US chip stocks experienced further losses on Wednesday, following on from the strongest year on the markets since 2009.
The tumble of over 2% across the stocks of Advanced Micro Devices, Qualcomm, and Broadcom were the feature hits on the PHLX index, Wall Street’s main semiconductor benchmark, with its losses coming in at 2.1%.
As reported by Reuters — this means that the chip index has fallen from a record-high close on 27 December 2023 with a loss of almost 7% since then.
Republic World touched on a boom year for chip stocks, reflected in a surge of 65% over 2023. Still, the recent decline indicates a broader market awaiting the Federal Reserve’s December meeting minutes for a steer on the path of its interest rates.
The strong performance of PHLX last year was primarily galvanized by the optimism and strength of the AI boom, which saw its greatest returns in 15 years. The 65% increase for PHLX compared favorably to Nasdaq and the S&P 500 with their respective annual gains of 43% and 24%.

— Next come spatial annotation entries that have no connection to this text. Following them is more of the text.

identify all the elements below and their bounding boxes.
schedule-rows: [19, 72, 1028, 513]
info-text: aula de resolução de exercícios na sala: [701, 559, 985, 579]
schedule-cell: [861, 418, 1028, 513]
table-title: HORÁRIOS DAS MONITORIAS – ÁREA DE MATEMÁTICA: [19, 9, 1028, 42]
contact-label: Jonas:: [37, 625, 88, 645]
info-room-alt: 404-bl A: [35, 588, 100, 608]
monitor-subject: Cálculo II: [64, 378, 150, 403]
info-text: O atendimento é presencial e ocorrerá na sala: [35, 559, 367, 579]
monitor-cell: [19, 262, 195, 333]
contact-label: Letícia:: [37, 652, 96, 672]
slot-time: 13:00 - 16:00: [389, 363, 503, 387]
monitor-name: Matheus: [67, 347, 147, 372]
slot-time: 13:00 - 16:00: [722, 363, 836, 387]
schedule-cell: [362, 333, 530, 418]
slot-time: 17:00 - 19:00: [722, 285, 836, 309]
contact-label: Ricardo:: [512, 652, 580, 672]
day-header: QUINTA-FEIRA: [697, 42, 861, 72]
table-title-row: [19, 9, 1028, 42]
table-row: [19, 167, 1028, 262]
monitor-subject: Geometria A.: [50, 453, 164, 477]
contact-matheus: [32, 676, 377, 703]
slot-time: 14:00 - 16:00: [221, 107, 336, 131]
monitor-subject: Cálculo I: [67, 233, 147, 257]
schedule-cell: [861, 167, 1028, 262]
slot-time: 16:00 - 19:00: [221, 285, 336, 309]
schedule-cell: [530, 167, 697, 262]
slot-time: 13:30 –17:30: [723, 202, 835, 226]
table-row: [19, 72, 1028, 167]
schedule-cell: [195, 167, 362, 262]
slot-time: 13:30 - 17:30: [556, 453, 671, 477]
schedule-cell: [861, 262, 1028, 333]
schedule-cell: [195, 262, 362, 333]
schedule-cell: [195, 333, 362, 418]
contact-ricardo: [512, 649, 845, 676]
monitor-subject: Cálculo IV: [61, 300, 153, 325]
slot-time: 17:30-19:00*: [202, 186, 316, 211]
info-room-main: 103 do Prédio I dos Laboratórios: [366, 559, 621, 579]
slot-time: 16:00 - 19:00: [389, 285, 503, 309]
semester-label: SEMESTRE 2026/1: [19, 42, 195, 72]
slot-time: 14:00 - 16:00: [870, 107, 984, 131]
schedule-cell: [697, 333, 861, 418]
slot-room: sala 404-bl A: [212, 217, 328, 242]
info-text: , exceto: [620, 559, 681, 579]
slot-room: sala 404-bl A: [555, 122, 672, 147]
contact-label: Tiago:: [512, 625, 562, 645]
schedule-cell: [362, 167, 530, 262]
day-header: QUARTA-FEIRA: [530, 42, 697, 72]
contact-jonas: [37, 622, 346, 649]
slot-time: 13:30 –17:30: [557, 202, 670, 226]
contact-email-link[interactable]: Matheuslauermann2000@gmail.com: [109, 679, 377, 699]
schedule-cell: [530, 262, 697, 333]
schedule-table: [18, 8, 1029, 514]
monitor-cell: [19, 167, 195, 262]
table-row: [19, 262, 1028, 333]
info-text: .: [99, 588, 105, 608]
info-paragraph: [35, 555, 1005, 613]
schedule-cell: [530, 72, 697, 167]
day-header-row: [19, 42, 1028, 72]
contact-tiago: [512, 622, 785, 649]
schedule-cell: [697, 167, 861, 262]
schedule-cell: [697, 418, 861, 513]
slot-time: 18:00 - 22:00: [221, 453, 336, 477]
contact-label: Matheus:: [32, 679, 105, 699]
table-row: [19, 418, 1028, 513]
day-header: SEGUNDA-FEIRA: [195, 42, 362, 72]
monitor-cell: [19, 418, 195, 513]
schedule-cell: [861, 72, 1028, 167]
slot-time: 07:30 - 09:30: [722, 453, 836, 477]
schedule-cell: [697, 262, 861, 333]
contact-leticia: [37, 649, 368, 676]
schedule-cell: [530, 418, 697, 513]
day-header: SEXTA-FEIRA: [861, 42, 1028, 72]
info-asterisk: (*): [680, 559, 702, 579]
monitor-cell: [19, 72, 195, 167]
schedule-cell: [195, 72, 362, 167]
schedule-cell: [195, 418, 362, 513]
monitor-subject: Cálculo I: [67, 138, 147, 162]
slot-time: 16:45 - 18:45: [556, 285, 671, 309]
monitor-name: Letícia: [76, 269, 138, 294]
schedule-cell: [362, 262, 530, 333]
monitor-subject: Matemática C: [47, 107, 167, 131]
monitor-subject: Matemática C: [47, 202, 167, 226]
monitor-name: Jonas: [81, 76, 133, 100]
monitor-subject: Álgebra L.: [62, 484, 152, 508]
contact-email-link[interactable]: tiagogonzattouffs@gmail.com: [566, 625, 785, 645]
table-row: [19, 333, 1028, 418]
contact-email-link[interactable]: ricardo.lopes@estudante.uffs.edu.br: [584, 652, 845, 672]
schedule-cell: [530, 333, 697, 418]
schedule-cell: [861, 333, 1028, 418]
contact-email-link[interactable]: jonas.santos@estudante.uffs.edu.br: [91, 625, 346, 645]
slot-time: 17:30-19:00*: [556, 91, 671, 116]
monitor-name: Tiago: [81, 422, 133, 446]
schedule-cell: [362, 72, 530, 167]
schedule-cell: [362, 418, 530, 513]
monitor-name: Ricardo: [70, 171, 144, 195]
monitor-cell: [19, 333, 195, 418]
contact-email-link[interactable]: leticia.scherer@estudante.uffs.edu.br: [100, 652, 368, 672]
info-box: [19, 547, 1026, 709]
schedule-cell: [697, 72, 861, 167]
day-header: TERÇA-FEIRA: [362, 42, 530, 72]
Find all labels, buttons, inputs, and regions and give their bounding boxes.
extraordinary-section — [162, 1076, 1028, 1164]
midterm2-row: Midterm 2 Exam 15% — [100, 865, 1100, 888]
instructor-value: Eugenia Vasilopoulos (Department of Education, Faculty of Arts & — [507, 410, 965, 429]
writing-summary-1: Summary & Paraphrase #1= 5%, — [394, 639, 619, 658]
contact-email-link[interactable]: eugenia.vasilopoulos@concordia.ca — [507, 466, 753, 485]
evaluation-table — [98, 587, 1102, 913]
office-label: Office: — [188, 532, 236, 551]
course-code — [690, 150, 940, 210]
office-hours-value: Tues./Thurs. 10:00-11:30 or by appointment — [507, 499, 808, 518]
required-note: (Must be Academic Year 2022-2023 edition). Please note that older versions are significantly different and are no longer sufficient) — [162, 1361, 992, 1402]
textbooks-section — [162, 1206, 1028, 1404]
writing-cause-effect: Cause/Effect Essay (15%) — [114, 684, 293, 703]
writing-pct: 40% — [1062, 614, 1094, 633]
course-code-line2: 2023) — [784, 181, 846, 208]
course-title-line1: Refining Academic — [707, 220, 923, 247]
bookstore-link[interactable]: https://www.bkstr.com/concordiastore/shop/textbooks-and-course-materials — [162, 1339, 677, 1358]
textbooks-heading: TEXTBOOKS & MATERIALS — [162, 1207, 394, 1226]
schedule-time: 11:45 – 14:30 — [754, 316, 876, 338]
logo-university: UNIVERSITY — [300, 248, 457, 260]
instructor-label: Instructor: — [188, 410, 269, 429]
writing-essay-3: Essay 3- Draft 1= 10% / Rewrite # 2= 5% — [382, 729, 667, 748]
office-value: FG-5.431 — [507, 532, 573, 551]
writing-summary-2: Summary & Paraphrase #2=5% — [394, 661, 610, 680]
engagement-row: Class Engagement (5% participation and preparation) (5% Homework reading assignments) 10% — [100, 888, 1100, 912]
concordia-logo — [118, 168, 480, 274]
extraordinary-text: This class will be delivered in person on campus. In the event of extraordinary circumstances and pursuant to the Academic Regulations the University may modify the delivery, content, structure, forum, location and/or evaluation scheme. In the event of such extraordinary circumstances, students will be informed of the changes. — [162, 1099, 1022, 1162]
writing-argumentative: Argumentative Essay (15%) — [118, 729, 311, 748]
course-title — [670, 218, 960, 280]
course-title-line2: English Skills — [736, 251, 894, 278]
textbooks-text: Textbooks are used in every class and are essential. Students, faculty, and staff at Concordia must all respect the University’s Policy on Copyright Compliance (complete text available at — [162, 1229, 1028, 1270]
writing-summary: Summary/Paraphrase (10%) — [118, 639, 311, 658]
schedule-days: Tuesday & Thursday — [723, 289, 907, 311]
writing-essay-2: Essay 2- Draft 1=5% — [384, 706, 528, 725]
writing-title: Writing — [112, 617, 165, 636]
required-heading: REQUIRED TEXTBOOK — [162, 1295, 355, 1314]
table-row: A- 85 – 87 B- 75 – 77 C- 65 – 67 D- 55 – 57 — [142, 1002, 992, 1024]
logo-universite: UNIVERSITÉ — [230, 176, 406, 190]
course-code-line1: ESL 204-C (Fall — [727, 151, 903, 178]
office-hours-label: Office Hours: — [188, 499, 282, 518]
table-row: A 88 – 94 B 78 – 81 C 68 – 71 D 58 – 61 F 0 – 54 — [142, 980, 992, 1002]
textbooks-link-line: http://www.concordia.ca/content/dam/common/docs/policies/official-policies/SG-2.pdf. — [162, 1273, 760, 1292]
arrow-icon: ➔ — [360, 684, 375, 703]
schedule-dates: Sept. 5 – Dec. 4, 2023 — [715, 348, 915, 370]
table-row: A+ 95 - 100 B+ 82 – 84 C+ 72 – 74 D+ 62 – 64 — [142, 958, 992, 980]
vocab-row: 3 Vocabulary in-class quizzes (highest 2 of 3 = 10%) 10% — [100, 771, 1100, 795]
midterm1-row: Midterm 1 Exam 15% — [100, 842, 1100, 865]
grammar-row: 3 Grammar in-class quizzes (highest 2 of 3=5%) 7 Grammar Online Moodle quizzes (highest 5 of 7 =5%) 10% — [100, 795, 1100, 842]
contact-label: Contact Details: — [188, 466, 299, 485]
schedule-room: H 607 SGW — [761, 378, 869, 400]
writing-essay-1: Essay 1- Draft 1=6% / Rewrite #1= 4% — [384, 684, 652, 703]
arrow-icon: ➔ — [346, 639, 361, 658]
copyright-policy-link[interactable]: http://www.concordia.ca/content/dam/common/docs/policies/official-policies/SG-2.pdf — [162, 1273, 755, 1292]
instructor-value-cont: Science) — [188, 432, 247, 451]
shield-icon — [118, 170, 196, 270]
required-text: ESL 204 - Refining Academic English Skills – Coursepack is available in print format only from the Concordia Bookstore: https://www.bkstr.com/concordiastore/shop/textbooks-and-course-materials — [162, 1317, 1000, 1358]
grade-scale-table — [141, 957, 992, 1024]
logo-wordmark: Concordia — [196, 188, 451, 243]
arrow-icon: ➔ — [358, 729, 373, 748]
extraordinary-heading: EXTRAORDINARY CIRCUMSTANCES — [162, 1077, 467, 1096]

Bank of America analysis on stocks
However, the recent decline of almost 7% shows the volatility of the market due to factors such as premium valuations, market rotation, and associated trade tensions between the US and China.
Reuters noted Vivek Arya, a global research analyst at Bank of America who has highlighted exposure to cloud computing and automotive through stocks including Nvidia, Marvell Technology, NXP Semiconductors, and ON Semiconductor.
Arya also recommended stocks featuring KLA Corp and Arm Holdings, pointing to the evolution and complexity of chip design.
Nvidia, a global behemoth in chip making, surpassed the $1 trillion valuation mark last year. Still, even it has been impacted by the recent downturn, with a decline of almost 1% this week.
Chip stocks previously benefited from predictions that the downturn in global demand across 2023, which resulted in memory chip makers cutting production, had bottomed out.